Stephen Dowling (founder of ETM Consultancy and Training) told AXELOS, “What is coming is utterly phenomenal. Over the last 30 years of technology change, it’s estimated that we’ve only seen 1% of the change in technology. In the next thirty years, we’re expected to see 99%!”
IT Project Management does seem to be where the greatest disruption is set to occur, I spoke with my friend who works in project management in construction and he tells me his role remains unchanged and sees no sign of anything changing in the future, if anything his remit is expanding and he is taking on responsibilities from other departments rather than the other way around.
Wise CIOs, Project Leaders and businesses are making preparations. Dowling said, “People need to wake up and see that the world is changing really fast”, adding, “Organizations need to be open to more agile ways of working. Currently, the levels of people’s engagement across the world is quite shocking – we need to unleash their potential. When people enjoy what they do, know why their doing it and are empowered they become more engaged, motivated and connected.”
Callaghan agrees, “You need the ability to pivot very quickly. Speed is of the essence right now and organizations need to be aware that competitors are coming at them from all sides. They need to morph and to take advantage of the situation; to know where the pivots and threats are going to come from.”
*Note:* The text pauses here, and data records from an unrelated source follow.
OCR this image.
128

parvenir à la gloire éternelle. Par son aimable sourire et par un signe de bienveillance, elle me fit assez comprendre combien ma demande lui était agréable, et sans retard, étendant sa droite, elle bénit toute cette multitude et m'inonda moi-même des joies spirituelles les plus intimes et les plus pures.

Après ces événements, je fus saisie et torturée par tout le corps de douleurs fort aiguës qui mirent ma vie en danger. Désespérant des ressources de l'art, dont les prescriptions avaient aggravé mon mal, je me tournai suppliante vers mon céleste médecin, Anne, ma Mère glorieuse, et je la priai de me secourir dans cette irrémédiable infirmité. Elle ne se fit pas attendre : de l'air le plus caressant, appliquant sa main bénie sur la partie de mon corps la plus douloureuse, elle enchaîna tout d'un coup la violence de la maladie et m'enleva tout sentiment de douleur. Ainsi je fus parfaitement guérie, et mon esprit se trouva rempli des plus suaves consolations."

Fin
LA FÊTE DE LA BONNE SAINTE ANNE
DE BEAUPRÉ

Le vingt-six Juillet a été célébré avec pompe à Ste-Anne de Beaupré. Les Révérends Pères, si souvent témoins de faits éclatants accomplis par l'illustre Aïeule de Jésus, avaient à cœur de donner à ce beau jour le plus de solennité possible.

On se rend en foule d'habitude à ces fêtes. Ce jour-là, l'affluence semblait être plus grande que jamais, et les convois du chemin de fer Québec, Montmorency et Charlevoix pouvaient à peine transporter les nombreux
I don’t know whether the ratio of technology change over the last 30 years compared with the next 30 years will be 1:99, that sounds (paradoxically) both Orwellian and utterly plausible! What I do know though, and there is some comfort in this, is that the Project Management as a Service universe is expanding with solutions at a rate that is keeping pace with the IT project industry finding new challenges. So, however, your business and your IT Project operation evolves, there will be best practice help available.
In conclusion, like with most change, it’s how YOU react that determines your destiny. Nothing lasts forever, I remember the postman once telling me that he had a job for life, I often talk with him about this as he pulls me a pint in one of our local pubs. The point is, things change, you have to either adapt and embrace it or quickly become obsolete.